In the killing January 18, Abol-Qassem Asadi, 45, Iran’s commercial attache in Yemen, had just left the ambassador’s residence in an upscale neighborhood of Sanaa, Yemen’s capital, and was getting into his car when a group of men tried to grab him.  News reports said Asadi resisted and was shot three times.

The Islamic Republic summoned the Yemeni charge d’affaires to hear an official protest.  Iran was effectively blaming Yemen rather than the diplomat’s attackers.  The Iranian Foreign Ministry said it was doing that because under international law governments are responsible for the security of foreign diplomats.  That is a rule the Islamic Republic preferred to ignore during the 444 days it detained 52 American diplomats in 1979-81.

Iran announced it had sent a team to Yemen to investigate the killing, although legally such an investigation is within the ambit of the Yemeni government.  Saturday, Hossain-Amir Abdol-lahian, the deputy foreign minister for Arab and African affairs, said the investigation had identified the killers.  However, he did not identify the killers.

Abdollahian also said a “foreign country” was likely involved in the assassination, whose name would be announced when Iran had gathered all the required documents.  Iranian officials have been talking about Saudi Arabia as likely having a role.  At the diplomat’s funeral in Tehran Saturday, Majlis Deputy Alaeddin Borujerdi, chairman of the National Security Committee, openly blamed Saudi Arabia.

The killing of the Iranian was the fourth attack in four months on foreigners in Sanaa.  In October, a German embassy guard was killed when he resisted an effort to kidnap him.  In November, gunmen killed a Belarussian military contractor and wounded another.  In December, the Japanese consul was seriously wounded when he was dragged from his car and stabbed repeatedly.  That happened only blocks from where the Iranian diplomat was killed.

Yemen has been in turmoil since the start of the Arab Spring in 2011, during which President Ali-Abdullah Saleh was forced to leave office.

The country is facing four kinds of disorder.  First, there is resistance to the man Saleh turned the presidency over to.  Second, Al-Qaeda in the Arabian Peninsula, an Al-Qaeda franchise group, is very active in the country.  Third, a decade-old rebellion by the Shia Houthi tribal band in the far north of the country has boiled over again.  Fourth, many residents of southern Yemen who object to the reunification of the country two decades ago have launched a secession movement.
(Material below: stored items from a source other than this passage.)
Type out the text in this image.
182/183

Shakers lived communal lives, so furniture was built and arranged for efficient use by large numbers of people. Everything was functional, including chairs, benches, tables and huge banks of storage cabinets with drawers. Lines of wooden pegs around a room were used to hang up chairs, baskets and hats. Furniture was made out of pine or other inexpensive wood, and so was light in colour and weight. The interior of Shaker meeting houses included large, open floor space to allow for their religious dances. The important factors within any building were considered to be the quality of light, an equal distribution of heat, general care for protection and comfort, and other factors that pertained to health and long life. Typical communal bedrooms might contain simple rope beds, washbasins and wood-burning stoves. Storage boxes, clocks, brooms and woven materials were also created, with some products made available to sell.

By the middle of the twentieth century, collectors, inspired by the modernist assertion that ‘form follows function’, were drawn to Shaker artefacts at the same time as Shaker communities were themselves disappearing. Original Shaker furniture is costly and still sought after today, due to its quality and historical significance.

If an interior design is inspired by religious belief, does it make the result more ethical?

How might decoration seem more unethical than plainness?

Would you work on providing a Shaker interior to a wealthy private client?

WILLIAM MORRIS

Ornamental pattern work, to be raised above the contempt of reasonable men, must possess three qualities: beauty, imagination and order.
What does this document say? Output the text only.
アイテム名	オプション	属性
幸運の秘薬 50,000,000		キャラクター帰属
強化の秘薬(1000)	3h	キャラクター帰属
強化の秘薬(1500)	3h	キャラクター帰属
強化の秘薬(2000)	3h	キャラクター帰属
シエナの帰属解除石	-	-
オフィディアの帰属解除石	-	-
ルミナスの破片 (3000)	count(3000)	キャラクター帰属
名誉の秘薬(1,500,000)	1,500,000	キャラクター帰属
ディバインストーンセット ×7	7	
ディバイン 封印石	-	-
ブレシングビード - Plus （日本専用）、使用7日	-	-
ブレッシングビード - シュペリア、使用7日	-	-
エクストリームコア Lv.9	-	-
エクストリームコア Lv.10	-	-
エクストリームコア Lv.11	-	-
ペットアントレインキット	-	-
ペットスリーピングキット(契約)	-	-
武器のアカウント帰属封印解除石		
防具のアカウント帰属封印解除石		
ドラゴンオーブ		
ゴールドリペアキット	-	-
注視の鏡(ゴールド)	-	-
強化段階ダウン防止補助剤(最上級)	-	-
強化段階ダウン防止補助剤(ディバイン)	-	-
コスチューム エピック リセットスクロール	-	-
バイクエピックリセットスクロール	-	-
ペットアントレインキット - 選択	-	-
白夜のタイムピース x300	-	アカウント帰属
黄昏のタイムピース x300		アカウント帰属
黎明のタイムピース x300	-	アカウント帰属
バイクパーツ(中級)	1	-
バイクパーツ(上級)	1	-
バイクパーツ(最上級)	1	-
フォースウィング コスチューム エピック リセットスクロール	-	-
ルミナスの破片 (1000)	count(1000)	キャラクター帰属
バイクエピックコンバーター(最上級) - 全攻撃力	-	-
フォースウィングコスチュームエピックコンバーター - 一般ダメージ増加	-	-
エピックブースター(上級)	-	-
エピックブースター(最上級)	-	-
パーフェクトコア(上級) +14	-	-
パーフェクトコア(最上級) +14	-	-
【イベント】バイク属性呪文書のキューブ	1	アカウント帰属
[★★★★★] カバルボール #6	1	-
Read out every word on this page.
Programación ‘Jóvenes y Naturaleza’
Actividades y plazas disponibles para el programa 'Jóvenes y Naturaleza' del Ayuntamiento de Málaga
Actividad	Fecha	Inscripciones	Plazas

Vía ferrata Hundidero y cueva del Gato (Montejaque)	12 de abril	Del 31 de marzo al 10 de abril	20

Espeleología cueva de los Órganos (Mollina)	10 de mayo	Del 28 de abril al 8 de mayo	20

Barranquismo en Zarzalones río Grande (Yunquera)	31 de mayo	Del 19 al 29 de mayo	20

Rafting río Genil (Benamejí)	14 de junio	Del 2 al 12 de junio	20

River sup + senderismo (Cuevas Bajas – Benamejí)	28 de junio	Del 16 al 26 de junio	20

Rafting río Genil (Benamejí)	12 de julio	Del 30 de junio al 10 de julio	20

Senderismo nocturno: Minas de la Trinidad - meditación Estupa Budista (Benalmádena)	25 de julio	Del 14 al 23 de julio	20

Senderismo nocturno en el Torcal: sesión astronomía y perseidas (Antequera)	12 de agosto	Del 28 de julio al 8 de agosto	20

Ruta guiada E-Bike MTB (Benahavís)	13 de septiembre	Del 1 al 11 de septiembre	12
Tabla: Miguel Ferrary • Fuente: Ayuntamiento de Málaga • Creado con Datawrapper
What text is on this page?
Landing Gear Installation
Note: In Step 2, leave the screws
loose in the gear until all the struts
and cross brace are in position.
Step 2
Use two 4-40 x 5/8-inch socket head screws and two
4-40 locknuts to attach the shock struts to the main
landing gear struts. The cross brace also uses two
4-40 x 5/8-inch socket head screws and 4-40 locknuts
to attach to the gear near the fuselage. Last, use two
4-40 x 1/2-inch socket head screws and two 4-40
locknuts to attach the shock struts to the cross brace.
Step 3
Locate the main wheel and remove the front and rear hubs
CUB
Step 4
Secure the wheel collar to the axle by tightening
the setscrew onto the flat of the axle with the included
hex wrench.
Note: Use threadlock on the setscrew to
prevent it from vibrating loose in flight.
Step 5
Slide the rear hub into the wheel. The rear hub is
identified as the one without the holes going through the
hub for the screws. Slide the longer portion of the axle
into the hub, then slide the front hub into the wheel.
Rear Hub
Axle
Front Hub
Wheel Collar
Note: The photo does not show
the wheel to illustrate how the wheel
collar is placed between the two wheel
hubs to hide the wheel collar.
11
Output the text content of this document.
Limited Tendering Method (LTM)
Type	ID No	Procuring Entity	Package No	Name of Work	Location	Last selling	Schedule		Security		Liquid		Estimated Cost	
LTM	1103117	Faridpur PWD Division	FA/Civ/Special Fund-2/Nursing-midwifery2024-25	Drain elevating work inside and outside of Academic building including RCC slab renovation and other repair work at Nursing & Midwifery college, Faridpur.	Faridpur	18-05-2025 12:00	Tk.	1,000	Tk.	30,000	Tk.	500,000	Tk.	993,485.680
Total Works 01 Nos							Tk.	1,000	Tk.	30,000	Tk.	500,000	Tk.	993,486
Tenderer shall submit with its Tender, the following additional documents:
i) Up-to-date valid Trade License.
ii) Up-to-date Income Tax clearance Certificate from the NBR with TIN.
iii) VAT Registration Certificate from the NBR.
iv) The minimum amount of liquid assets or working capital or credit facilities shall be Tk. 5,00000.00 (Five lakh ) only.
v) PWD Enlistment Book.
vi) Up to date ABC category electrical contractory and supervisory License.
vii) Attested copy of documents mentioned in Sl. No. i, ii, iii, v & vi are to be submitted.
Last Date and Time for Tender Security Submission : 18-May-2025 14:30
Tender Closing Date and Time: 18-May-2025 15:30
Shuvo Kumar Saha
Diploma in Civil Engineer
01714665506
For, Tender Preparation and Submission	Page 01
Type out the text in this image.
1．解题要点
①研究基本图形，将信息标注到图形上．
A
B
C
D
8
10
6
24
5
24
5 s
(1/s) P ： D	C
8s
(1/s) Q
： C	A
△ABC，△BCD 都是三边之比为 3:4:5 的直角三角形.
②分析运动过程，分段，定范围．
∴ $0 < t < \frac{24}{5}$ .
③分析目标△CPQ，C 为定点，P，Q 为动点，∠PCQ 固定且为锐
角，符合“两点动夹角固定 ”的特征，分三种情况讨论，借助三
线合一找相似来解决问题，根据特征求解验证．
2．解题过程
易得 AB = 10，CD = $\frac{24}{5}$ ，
The Islamic Republic is reportedly helping both the secessionists and the Houthis to a limited degree.  Some believe the Iranian goal is chiefly to keep the country in turmoil.

A news report Saturday from Yemen said the body of the Iranian kidnaped last July had been found beheaded, but Iran denounced the report as false; there has been no confirmation of the report in the intervening days.